Many of the first generation TKIs are not very selective, often having many kinase targets in addition to the target tyrosine kinase [31
]. In large part this stems from the fact that appropriate counterscreens were not available for the majority of protein kinases at the time when these inhibitors were being developed. In addition, the technology for developing selective kinase inhibitors has improved significantly, particularly with the use of structure- and fragment-based design methods. Nevertheless, off-target specificities did not preclude the development of these first generation TKIs as drugs, and indeed a combination of on-target and off-target effects may partly underlie the effectiveness of these TKIs in some circumstances, particularly when there is redundancy in the tyrosine kinases that are activated in a tumor. The multikinase specificity of imatinib has been put to great use in the treatment of tumors that depend on mutationally activated c-KIT or PDGFRα RTKs, such as gastrointestinal stromal tumors (GIST). Moreover, a virtue is now being made of broad inhibitor specificity through the development of multikinase inhibitors.
The effectiveness of TKIs in cancer therapy provides strong support for the idea that individual tumors can be dependent on a single activated tyrosine kinase. However, there is also emerging evidence for redundancy among driver RTKs in cancer, such that inhibition of one tyrosine kinase may result in upregulation or activation of a second RTK that can serve the same function [34
]. This suggests that the use of combinations of TKIs or multikinase inhibitors may be more effective. The “addiction” of cancers to specific signaling pathways is now being explored by screening the sensitivity of large numbers of tumor cell lines to approved protein kinase inhibitors [36
]. In general, the most sensitive lines prove to contain activating mutations in the target kinase. For instance, the NSCLC cell lines most sensitive to erlotinib have activating EGFR mutations, and the melanoma, thyroid, and colorectal carcinoma lines sensitive to a RAF inhibitor have mutant B-RAF [36
]. Kinome-wide resequencing studies on large numbers of tumor cell lines and primary tumors have become another avenue for pinpointing mutant kinases driving the tumor phenotype that have not previously been implicated in cancer [37
]. The use of phosphoproteomic analysis of P.Tyr-containing peptides also has the potential to uncover activated tyrosine kinases in cancer [40
]. Finally, kinome-wide siRNA screens of tumor cell lines harboring defined oncogenic mutations for protein kinase dependence are yielding interesting and distinct patterns of kinase dependency that highlight essential signaling pathways and provide kinase targets for inhibition that may not necessarily be mutant in the cancer [41
Despite the success of the first generation of TKIs , resistance to the drugs is a frequent event, and in the great majority of cases this is found to be due to point mutations within the catalytic domain that render it resistant to inhibition.

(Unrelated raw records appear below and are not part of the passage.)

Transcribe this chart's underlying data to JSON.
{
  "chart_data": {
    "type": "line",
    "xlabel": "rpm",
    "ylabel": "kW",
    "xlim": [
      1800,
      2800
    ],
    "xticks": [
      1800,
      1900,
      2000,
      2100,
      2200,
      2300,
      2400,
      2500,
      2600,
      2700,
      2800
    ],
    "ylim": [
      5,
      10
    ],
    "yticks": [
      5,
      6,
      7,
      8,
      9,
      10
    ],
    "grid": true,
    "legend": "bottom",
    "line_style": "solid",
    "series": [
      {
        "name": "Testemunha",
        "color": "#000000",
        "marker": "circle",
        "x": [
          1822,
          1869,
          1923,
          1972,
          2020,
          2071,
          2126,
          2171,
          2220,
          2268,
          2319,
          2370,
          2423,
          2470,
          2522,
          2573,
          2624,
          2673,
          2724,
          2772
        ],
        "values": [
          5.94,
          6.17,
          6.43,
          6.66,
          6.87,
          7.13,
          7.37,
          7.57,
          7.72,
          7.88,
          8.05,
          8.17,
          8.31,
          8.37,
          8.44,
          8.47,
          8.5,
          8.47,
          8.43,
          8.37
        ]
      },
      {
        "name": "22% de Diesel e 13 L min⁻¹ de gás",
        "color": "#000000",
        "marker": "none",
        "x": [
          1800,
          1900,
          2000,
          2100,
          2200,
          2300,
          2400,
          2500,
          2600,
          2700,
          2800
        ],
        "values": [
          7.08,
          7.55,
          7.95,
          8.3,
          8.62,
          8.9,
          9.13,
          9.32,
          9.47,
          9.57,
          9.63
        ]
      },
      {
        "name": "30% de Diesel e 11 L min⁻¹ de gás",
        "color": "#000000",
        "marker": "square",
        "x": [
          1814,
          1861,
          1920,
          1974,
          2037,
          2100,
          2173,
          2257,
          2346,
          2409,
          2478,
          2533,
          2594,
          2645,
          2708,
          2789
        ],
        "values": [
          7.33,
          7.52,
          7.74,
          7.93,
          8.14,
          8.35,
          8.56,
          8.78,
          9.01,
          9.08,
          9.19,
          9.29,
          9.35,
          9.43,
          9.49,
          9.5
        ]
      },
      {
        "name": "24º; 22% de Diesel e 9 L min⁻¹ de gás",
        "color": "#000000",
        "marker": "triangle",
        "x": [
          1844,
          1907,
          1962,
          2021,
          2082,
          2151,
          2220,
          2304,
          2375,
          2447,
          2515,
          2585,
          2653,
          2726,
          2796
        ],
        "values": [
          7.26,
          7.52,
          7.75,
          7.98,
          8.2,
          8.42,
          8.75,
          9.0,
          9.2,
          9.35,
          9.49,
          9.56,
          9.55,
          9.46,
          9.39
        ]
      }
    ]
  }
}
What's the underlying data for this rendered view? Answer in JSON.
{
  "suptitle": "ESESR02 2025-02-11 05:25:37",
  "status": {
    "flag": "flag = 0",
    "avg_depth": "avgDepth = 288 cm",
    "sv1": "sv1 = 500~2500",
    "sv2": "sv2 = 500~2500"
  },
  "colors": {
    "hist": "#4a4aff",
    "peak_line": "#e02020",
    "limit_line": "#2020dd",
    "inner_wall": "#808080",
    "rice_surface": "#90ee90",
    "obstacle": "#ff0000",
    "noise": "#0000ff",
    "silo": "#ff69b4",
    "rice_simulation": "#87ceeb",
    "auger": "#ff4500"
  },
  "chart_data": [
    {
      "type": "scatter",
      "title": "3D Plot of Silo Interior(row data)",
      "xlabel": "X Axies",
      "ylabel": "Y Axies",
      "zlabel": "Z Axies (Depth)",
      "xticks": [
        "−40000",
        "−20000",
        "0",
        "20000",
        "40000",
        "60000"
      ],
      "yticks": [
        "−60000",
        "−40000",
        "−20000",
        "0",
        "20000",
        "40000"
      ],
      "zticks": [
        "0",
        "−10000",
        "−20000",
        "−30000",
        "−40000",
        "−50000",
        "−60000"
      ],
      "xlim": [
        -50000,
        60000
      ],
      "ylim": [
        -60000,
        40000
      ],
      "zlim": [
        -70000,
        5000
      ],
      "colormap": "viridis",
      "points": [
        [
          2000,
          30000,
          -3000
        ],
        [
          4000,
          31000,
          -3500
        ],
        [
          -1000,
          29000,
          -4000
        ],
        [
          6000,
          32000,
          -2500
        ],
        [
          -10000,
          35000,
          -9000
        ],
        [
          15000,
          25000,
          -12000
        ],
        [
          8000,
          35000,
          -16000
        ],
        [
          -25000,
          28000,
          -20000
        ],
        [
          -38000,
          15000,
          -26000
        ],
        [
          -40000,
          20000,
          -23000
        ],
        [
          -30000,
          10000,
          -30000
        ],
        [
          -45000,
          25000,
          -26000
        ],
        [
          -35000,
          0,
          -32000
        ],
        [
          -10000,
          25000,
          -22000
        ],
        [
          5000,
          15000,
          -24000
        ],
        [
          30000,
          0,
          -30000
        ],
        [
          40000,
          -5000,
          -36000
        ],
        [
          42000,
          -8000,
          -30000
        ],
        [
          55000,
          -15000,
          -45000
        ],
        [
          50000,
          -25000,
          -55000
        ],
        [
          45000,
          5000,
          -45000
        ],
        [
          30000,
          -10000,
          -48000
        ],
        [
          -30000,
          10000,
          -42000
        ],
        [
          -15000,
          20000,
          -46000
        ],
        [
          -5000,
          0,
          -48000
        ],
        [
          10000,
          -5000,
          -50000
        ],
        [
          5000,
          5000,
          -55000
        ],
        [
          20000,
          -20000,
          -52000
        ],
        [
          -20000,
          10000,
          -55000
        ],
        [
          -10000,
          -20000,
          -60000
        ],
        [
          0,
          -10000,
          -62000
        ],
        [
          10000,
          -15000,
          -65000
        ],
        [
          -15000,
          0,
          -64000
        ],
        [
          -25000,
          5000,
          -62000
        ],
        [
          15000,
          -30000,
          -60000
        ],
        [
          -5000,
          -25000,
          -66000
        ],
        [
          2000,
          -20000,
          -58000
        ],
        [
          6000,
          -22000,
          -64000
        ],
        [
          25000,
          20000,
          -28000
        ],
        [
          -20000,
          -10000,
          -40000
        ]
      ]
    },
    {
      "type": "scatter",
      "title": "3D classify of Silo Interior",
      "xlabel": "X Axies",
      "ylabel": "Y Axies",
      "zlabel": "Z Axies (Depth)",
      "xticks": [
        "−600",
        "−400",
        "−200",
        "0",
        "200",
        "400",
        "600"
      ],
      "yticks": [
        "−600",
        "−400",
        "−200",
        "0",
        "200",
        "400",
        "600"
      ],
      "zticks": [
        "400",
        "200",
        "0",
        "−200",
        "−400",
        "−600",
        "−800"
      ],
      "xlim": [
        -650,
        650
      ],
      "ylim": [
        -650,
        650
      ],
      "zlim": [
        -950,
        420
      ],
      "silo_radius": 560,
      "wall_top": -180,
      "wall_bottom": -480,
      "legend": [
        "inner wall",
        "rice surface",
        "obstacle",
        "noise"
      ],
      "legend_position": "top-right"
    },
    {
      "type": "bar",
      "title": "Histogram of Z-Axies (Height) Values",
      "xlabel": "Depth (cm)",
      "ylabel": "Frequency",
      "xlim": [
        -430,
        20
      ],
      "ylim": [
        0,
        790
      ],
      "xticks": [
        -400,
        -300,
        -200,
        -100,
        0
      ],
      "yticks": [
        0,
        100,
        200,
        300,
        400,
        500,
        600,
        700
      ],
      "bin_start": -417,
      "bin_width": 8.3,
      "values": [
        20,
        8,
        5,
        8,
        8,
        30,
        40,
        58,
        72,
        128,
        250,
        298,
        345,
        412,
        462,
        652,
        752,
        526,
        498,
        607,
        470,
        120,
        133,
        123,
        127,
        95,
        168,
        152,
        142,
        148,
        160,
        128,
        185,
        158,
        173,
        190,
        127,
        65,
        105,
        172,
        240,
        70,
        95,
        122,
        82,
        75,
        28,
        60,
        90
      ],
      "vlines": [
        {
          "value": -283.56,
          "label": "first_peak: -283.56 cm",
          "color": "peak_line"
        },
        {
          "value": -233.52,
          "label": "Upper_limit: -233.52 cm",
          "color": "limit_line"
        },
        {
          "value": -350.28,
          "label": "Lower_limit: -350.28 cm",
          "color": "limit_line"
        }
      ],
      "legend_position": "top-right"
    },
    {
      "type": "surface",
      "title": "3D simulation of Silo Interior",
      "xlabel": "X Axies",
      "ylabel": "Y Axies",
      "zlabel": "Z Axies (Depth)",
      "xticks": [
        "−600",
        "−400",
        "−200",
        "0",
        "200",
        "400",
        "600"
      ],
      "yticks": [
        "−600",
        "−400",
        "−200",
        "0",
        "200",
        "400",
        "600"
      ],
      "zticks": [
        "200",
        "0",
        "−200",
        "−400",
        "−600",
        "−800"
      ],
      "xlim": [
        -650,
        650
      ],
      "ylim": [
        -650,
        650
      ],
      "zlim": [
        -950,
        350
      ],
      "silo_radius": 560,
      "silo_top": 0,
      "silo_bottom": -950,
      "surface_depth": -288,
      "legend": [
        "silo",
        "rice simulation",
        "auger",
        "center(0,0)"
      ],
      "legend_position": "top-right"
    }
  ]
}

This has been particularly well worked out in the case of imatinib-resistant CML, where a large number of point mutations that render BCR-ABL resistant to imatinib has been identified through sequencing [46
]. The most common is T315I, a mutation in the so-called gatekeeper residue, which blocks imatinib binding to the catalytic cleft because the bulkiness of the Ile side chain results in a steric clash. Mutation of the equivalent residue in EGFR, T790, to Met also commonly underlies the resistance of NSCLC with mutant EGFR [47
] to treatment with the EGFR inhibitor erlotinib [49
]. The propensity of tumors to generate resistant variants due to their genetic instability has demanded the generation of TKIs that can inhibit the mutant forms (e.g. sunitinib for imatinib-resistant GIST, and dasatinib and nilotinib for imatinib-resistant CML). In addition, prospective studies are now routinely carried out to determine what sort of mutations will render a target tyrosine kinase resistant to an inhibitor that is in clinical trials, so that a head start on developing second generation inhibitors can be made. In practice, it may prove beneficial to start therapy with a combination of inhibitors targeting the same tyrosine kinase, analogous to triple therapy for HIV, to reduce the chances of the tumor developing a resistant form of the kinase.
Looking forward, we can expect continuing development of second generation TKIs to circumvent the problem of resistance to first generation compounds. Allosteric inhibitors, which interact with sites outside the kinase domain catalytic cleft, are likely to become commonplace. In this regard, small molecule inhibitors that interact with the extracellular domains of RTKs and prevent dimerization are likely to be developed. Molecular diagnosis of individual tumors for activated tyrosine kinases will be used to define which TKIs to use for treatment. For therapeutic purposes, we need to learn how to use TKIs in the right combination with other signal transduction inhibitors, and with chemotherapeutic drugs, and to optimize dosing and scheduling to treat cancers more effectively. It will also be critical to elucidate the rules underlying the crosstalk and feedback mechanisms that lead to activation of redundant tyrosine kinase pathways upon inhibition of a single tyrosine kinase in cancer. Undoubtedly, TKIs will also be approved for use in the treatment of other types of disease, e.g. inflammatory and immune-related conditions, although this raises issues about the safety profiles appropriate for long term use of TKIs.